Hoose attempted to cast similar doubt on the testimony of the other witnesses, calling the transgender witness “a professional at fooling people.”
“At the end of the day,” he said, “all we have here are just actresses.”
Pisano called Hoose’s theory about the alleged victim’s timing “ludicrous.” Taking issue with Hoose’s interpretation of the woman’s demeanor on the stand, she invited the jury to decide for themselves whether she was credible. During her first day of testimony, the judge called a recess when the woman broke down on the stand describing her anal rape.
“All the evidence you need is if you believe her,” she said.
However, Pisano said, her testimony was backed up by no fewer than four other witnesses who had been at PACE. She also cited testimony by the alleged victim’s parents that they drove her to the center on almost a daily basis, far more frequently than Fried Oppenheim said she was there.
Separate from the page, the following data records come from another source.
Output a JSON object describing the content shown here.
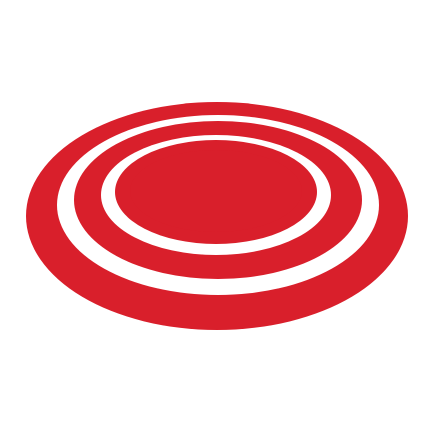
{
  "image": {
    "background_color": "#ffffff",
    "icon": "target-rings-icon",
    "ring_color": "#d91f2b",
    "gap_color": "#ffffff"
  }
}
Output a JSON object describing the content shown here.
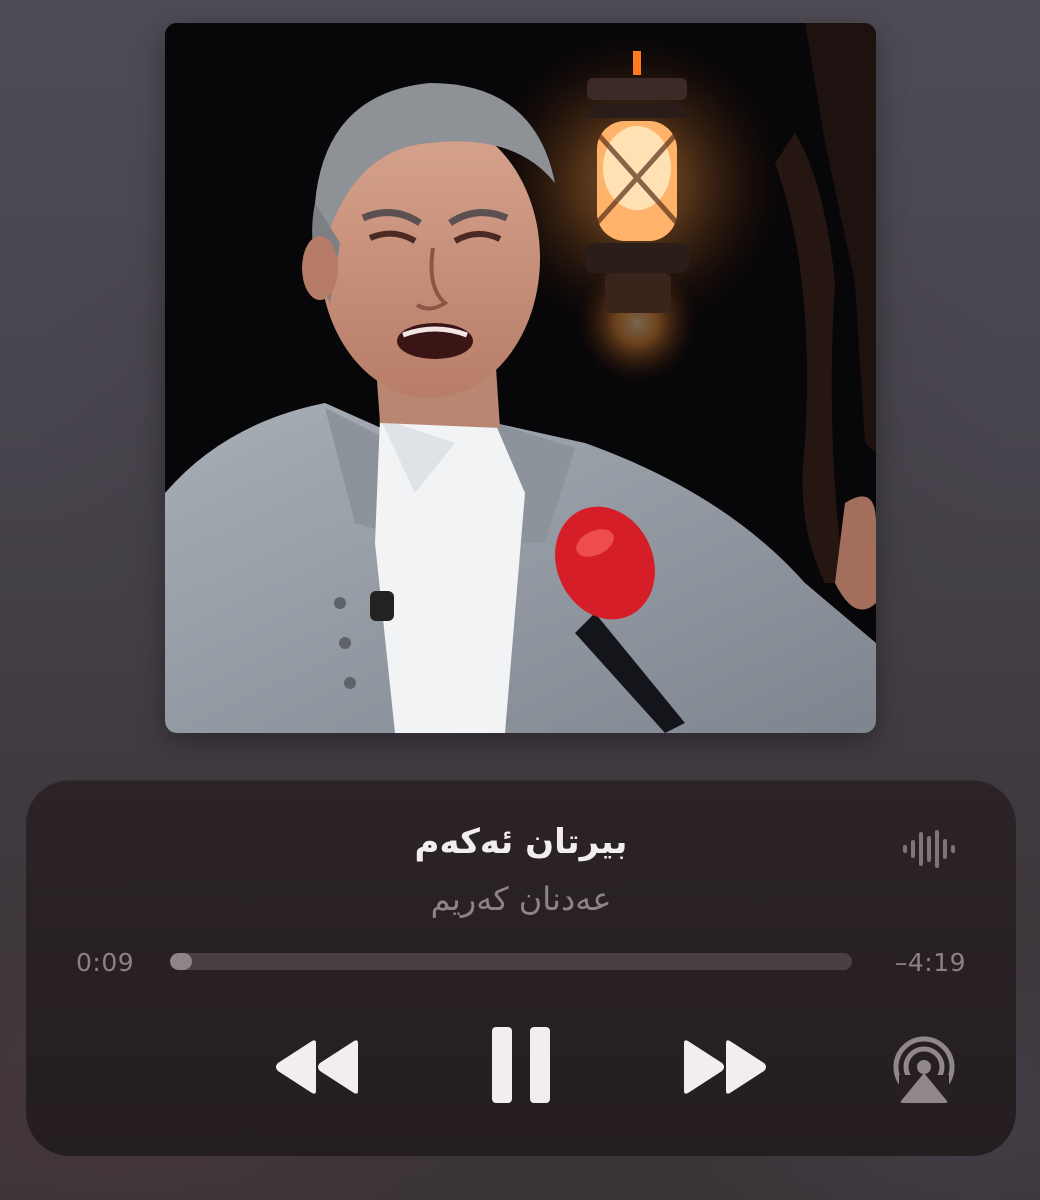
{
  "now_playing": {
    "title": "بیرتان ئەکەم",
    "artist": "عەدنان کەریم",
    "elapsed": "0:09",
    "remaining": "–4:19",
    "progress_fraction": 0.032
  },
  "controls": {
    "rewind_icon": "backward-icon",
    "pause_icon": "pause-icon",
    "forward_icon": "forward-icon",
    "airplay_icon": "airplay-audio-icon",
    "waveform_icon": "waveform-icon"
  },
  "colors": {
    "control_fill": "#f2eef0",
    "airplay_fill": "#8f878b",
    "waveform_fill": "#7d7579"
  }
}
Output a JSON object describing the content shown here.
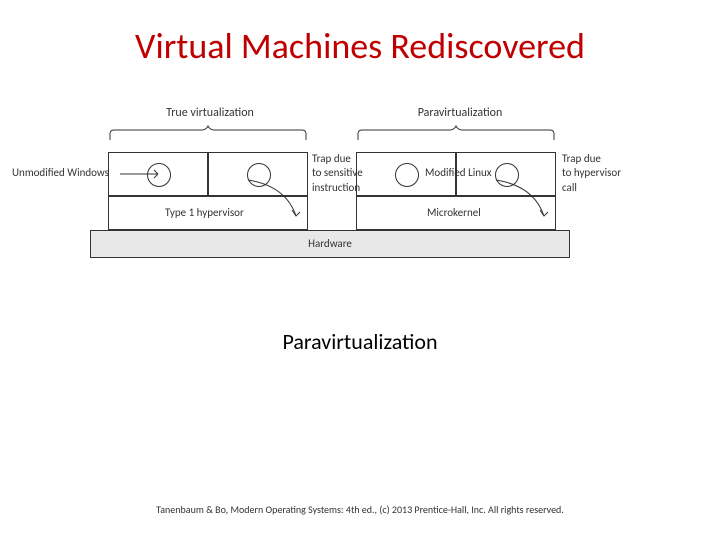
{
  "title": "Virtual Machines Rediscovered",
  "diagram": {
    "top_labels": {
      "left": "True virtualization",
      "right": "Paravirtualization"
    },
    "os_labels": {
      "left": "Unmodified Windows",
      "right": "Modified Linux"
    },
    "hv_labels": {
      "left": "Type 1 hypervisor",
      "right": "Microkernel"
    },
    "side_labels": {
      "mid": "Trap due\nto sensitive\ninstruction",
      "right": "Trap due\nto hypervisor\ncall"
    },
    "hardware": "Hardware"
  },
  "subtitle": "Paravirtualization",
  "footer": "Tanenbaum & Bo, Modern Operating Systems: 4th ed., (c) 2013 Prentice-Hall, Inc. All rights reserved."
}
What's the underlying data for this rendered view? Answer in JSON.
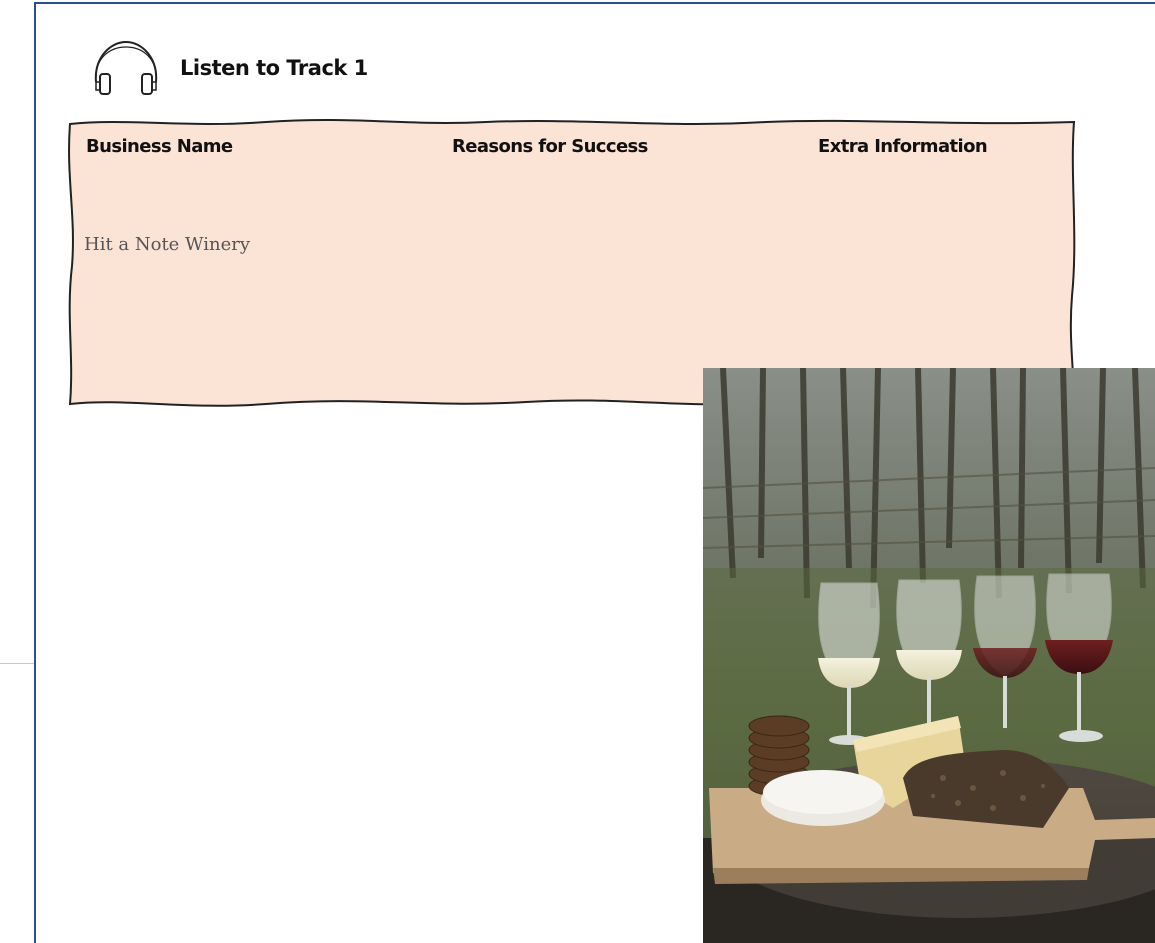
{
  "track": {
    "title": "Listen to Track 1",
    "icon": "headphones-icon"
  },
  "table": {
    "headers": [
      "Business Name",
      "Reasons for Success",
      "Extra Information"
    ],
    "rows": [
      {
        "business_name": "Hit a Note Winery",
        "reasons": "",
        "extra": ""
      }
    ],
    "background_color": "#fbe3d6"
  },
  "photo": {
    "description_icon": "vineyard-wine-cheese-photo"
  },
  "colors": {
    "frame_border": "#2e4f86"
  }
}
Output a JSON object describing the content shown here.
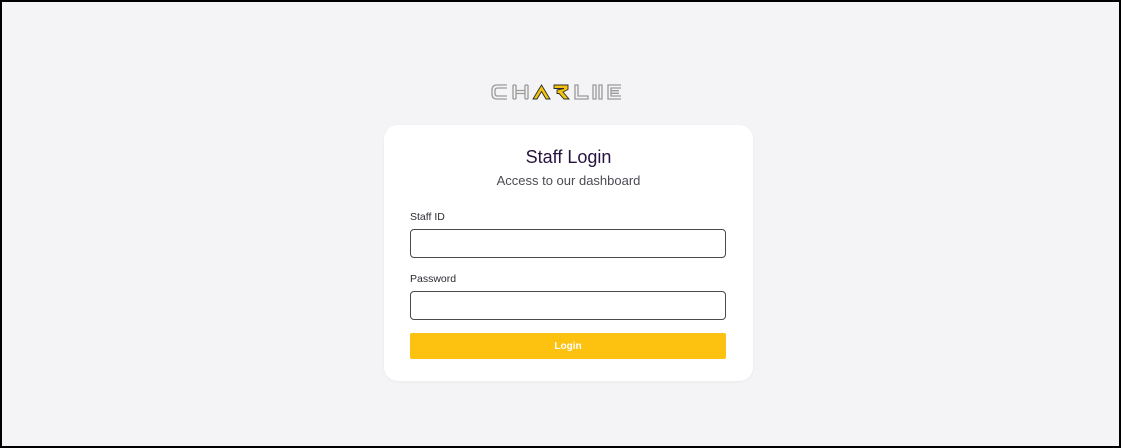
{
  "brand": {
    "logo_text": "CHARLIE",
    "colors": {
      "letters": "#9a9a9a",
      "accent": "#f2c40f",
      "accent_outline": "#2b2b2b"
    }
  },
  "login_card": {
    "title": "Staff Login",
    "subtitle": "Access to our dashboard",
    "fields": {
      "staff_id": {
        "label": "Staff ID",
        "value": "",
        "placeholder": ""
      },
      "password": {
        "label": "Password",
        "value": "",
        "placeholder": ""
      }
    },
    "submit_label": "Login"
  },
  "colors": {
    "page_background": "#f4f4f6",
    "card_background": "#ffffff",
    "title_text": "#26133f",
    "button_background": "#fdc20f",
    "button_text": "#ffffff"
  }
}
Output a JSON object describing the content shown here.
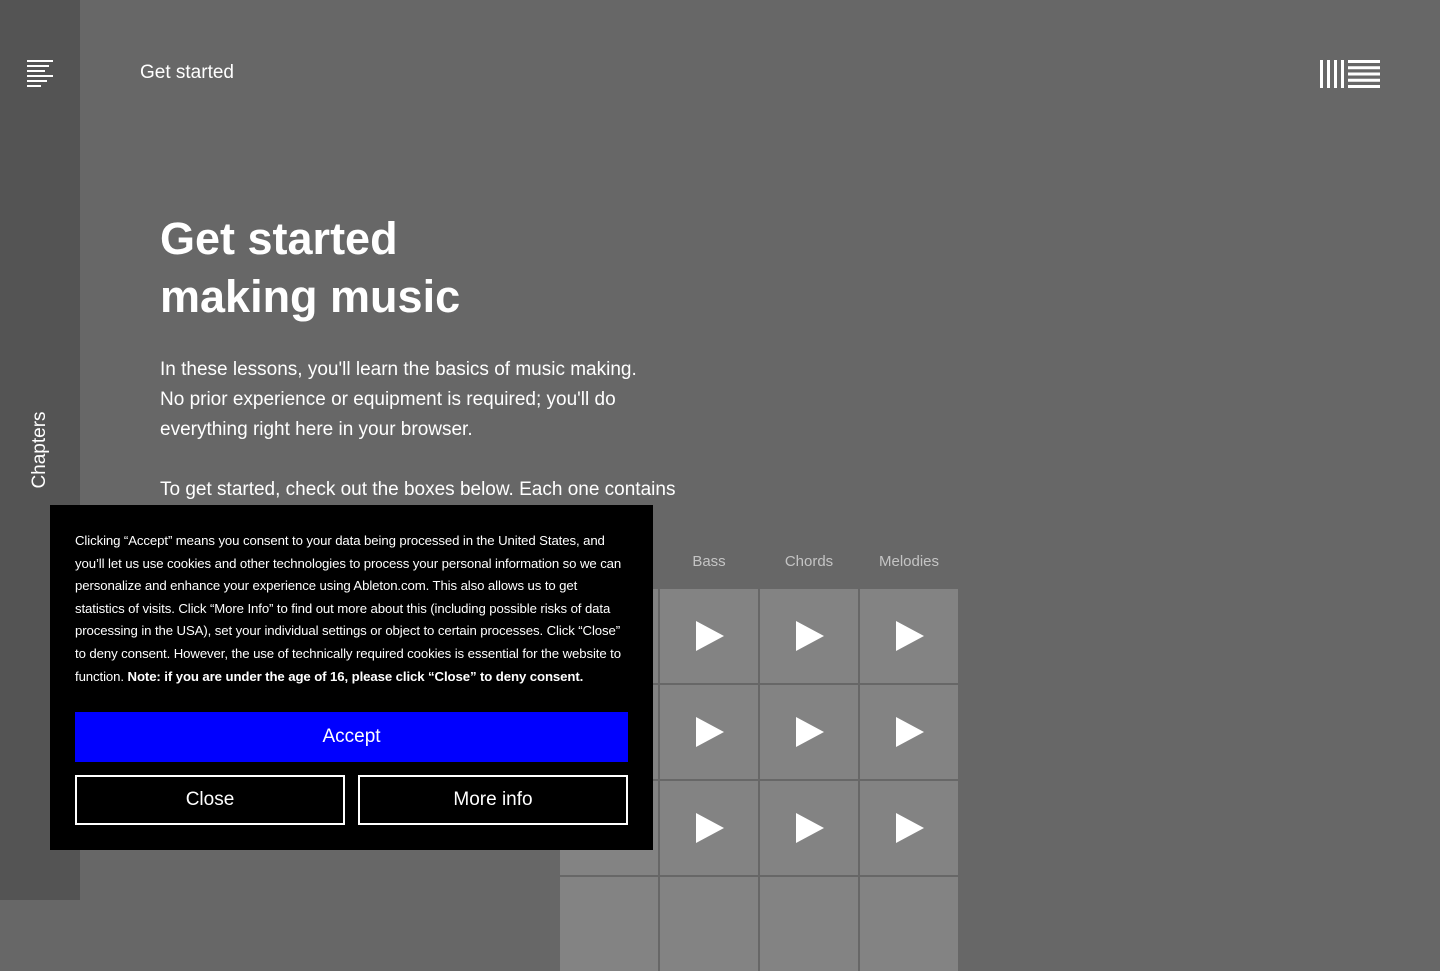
{
  "sidebar": {
    "menu_icon": "hamburger-menu-icon",
    "chapters_label": "Chapters"
  },
  "header": {
    "title": "Get started",
    "logo_icon": "ableton-logo-icon"
  },
  "main": {
    "headline_line1": "Get started",
    "headline_line2": "making music",
    "intro": "In these lessons, you'll learn the basics of music making. No prior experience or equipment is required; you'll do everything right here in your browser.",
    "intro2": "To get started, check out the boxes below. Each one contains"
  },
  "grid": {
    "columns": [
      "Bass",
      "Chords",
      "Melodies"
    ],
    "pad_icon": "play-icon"
  },
  "cookie_banner": {
    "text": "Clicking “Accept” means you consent to your data being processed in the United States, and you’ll let us use cookies and other technologies to process your personal information so we can personalize and enhance your experience using Ableton.com. This also allows us to get statistics of visits. Click “More Info” to find out more about this (including possible risks of data processing in the USA), set your individual settings or object to certain processes. Click “Close” to deny consent. However, the use of technically required cookies is essential for the website to function.",
    "note": "Note: if you are under the age of 16, please click “Close” to deny consent.",
    "accept_label": "Accept",
    "close_label": "Close",
    "more_info_label": "More info"
  },
  "colors": {
    "background": "#676767",
    "sidebar": "#545454",
    "pad": "#838383",
    "accept": "#0000ff",
    "banner": "#000000"
  }
}
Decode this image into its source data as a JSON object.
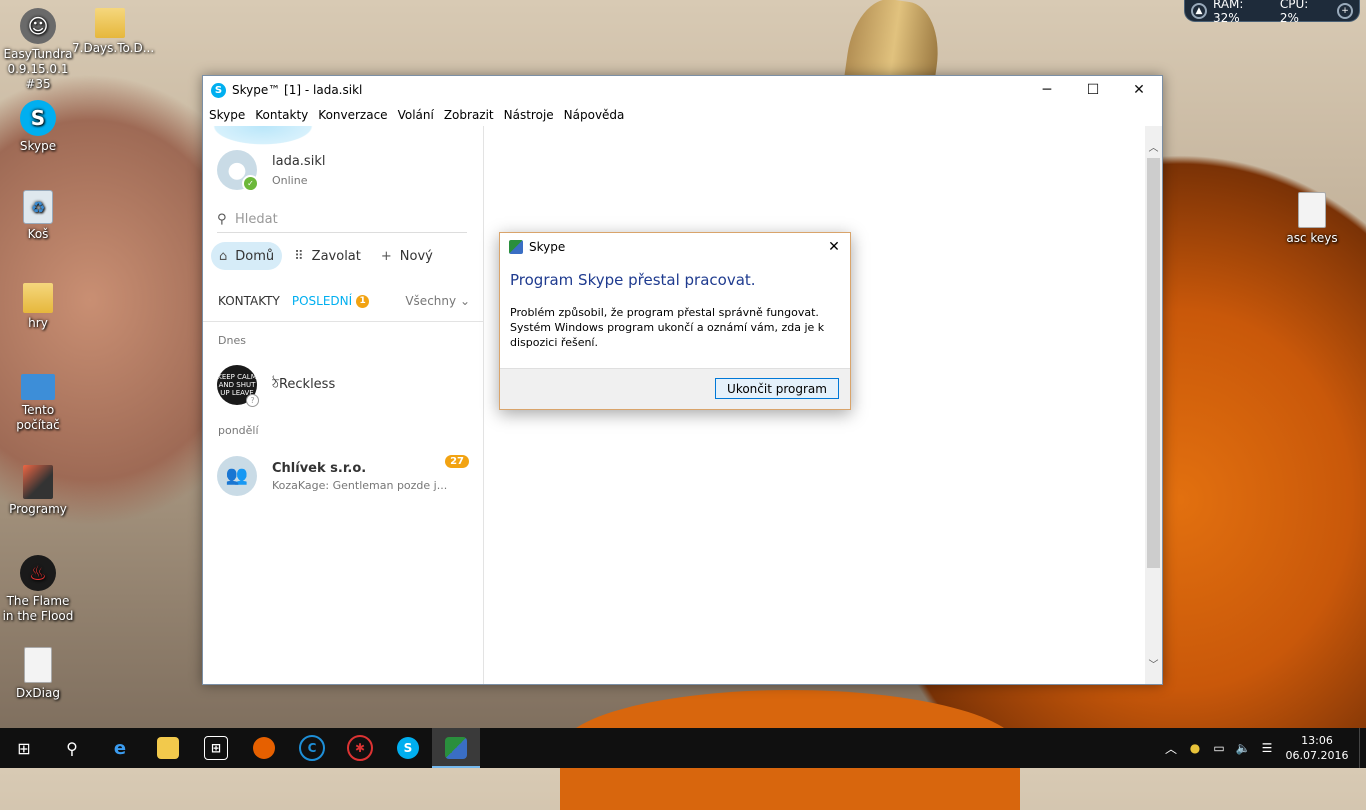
{
  "desktop": {
    "icons": [
      {
        "label": "EasyTundra 0.9.15.0.1 #35",
        "icon": "tundra-icon"
      },
      {
        "label": "7.Days.To.D...",
        "icon": "folder-icon"
      },
      {
        "label": "Skype",
        "icon": "skype-icon"
      },
      {
        "label": "Koš",
        "icon": "recycle-bin-icon"
      },
      {
        "label": "hry",
        "icon": "folder-icon"
      },
      {
        "label": "Tento počítač",
        "icon": "computer-icon"
      },
      {
        "label": "Programy",
        "icon": "programs-icon"
      },
      {
        "label": "The Flame in the Flood",
        "icon": "game-icon"
      },
      {
        "label": "DxDiag",
        "icon": "file-icon"
      },
      {
        "label": "asc keys",
        "icon": "file-icon"
      }
    ],
    "sysmon": {
      "ram": "RAM: 32%",
      "cpu": "CPU: 2%"
    }
  },
  "skype": {
    "title": "Skype™ [1] - lada.sikl",
    "menu": [
      "Skype",
      "Kontakty",
      "Konverzace",
      "Volání",
      "Zobrazit",
      "Nástroje",
      "Nápověda"
    ],
    "profile": {
      "name": "lada.sikl",
      "status": "Online"
    },
    "search_placeholder": "Hledat",
    "nav": {
      "home": "Domů",
      "call": "Zavolat",
      "new": "Nový"
    },
    "tabs": {
      "contacts": "KONTAKTY",
      "recent": "POSLEDNÍ",
      "recent_badge": "1",
      "filter": "Všechny"
    },
    "groups": {
      "today": "Dnes",
      "monday": "pondělí"
    },
    "contacts": [
      {
        "name": "ঠReckless",
        "avatar_text": "KEEP CALM AND SHUT UP LEAVE",
        "message": "",
        "badge": ""
      },
      {
        "name": "Chlívek s.r.o.",
        "message": "KozaKage: Gentleman pozde j...",
        "badge": "27"
      }
    ]
  },
  "dialog": {
    "title": "Skype",
    "heading": "Program Skype přestal pracovat.",
    "body": "Problém způsobil, že program přestal správně fungovat. Systém Windows program ukončí a oznámí vám, zda je k dispozici řešení.",
    "button": "Ukončit program"
  },
  "taskbar": {
    "time": "13:06",
    "date": "06.07.2016"
  },
  "colors": {
    "skype_blue": "#00aff0",
    "badge_orange": "#f2a312",
    "dialog_heading": "#1f3b8f",
    "taskbar": "#101010"
  }
}
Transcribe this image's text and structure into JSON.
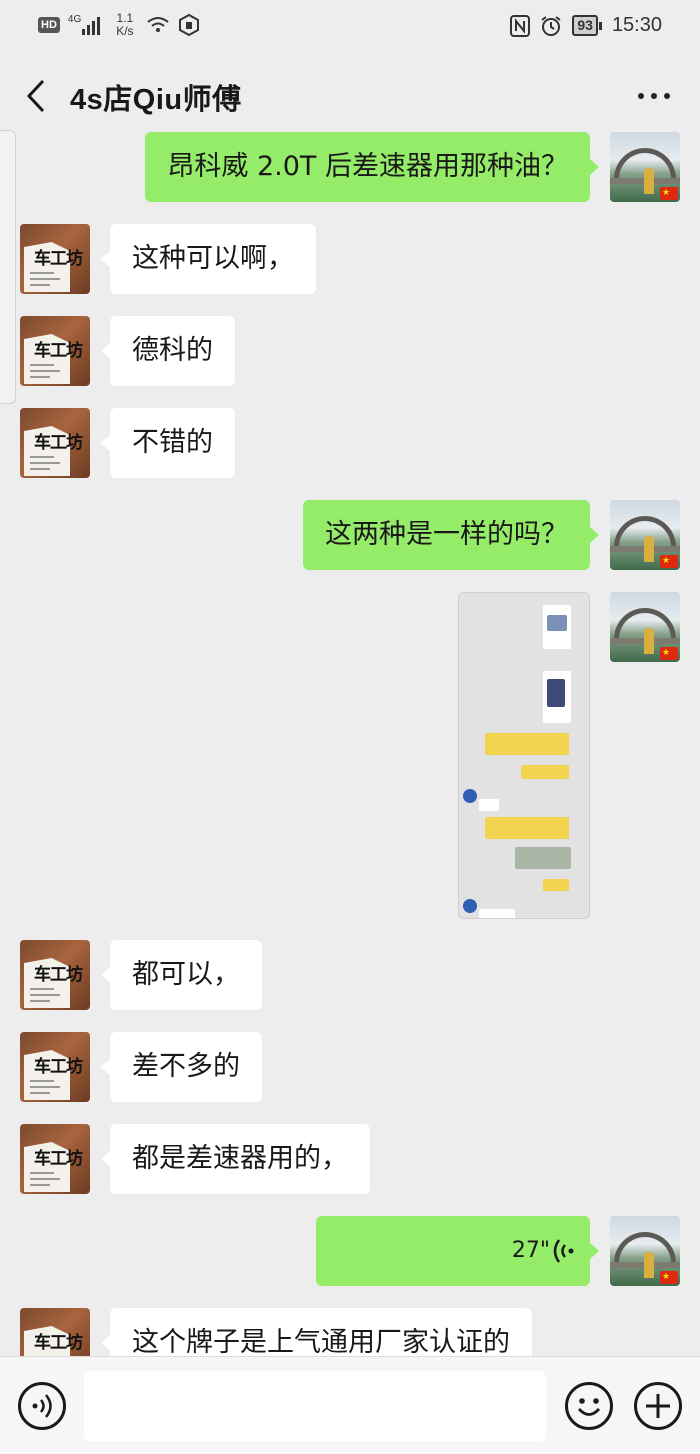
{
  "status_bar": {
    "hd": "HD",
    "network": "4G",
    "speed_top": "1.1",
    "speed_bottom": "K/s",
    "battery": "93",
    "time": "15:30",
    "icons": [
      "hd-icon",
      "signal-icon",
      "wifi-icon",
      "hotspot-icon",
      "nfc-icon",
      "alarm-icon",
      "battery-icon"
    ]
  },
  "header": {
    "title": "4s店Qiu师傅",
    "icons": [
      "back-icon",
      "more-icon"
    ]
  },
  "messages": [
    {
      "side": "out",
      "text": "昂科威 2.0T 后差速器用那种油？"
    },
    {
      "side": "in",
      "text": "这种可以啊，"
    },
    {
      "side": "in",
      "text": "德科的"
    },
    {
      "side": "in",
      "text": "不错的"
    },
    {
      "side": "out",
      "text": "这两种是一样的吗？"
    },
    {
      "side": "out",
      "type": "image"
    },
    {
      "side": "in",
      "text": "都可以，"
    },
    {
      "side": "in",
      "text": "差不多的"
    },
    {
      "side": "in",
      "text": "都是差速器用的，"
    },
    {
      "side": "out",
      "type": "voice",
      "duration": "27\""
    },
    {
      "side": "in",
      "text": "这个牌子是上气通用厂家认证的"
    }
  ],
  "avatar_shop": {
    "brand_text": "车工坊"
  },
  "input_bar": {
    "placeholder": "",
    "icons": [
      "voice-icon",
      "emoji-icon",
      "plus-icon"
    ]
  }
}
Pisano’s closing picked up on her cross-examination of the defendant, which took place immediately before on Friday. During that often tense questioning, Fried Oppenheim maintained that nearly all the damning testimony against him was false. He only qualified his stance when asked about the testimony of the woman who said he suggested she give him sex in exchange for fees. In that case, Fried Oppenheim acknowledged he might have made some inappropriate remarks but said he couldn’t remember exactly what he said because he was ill at the time.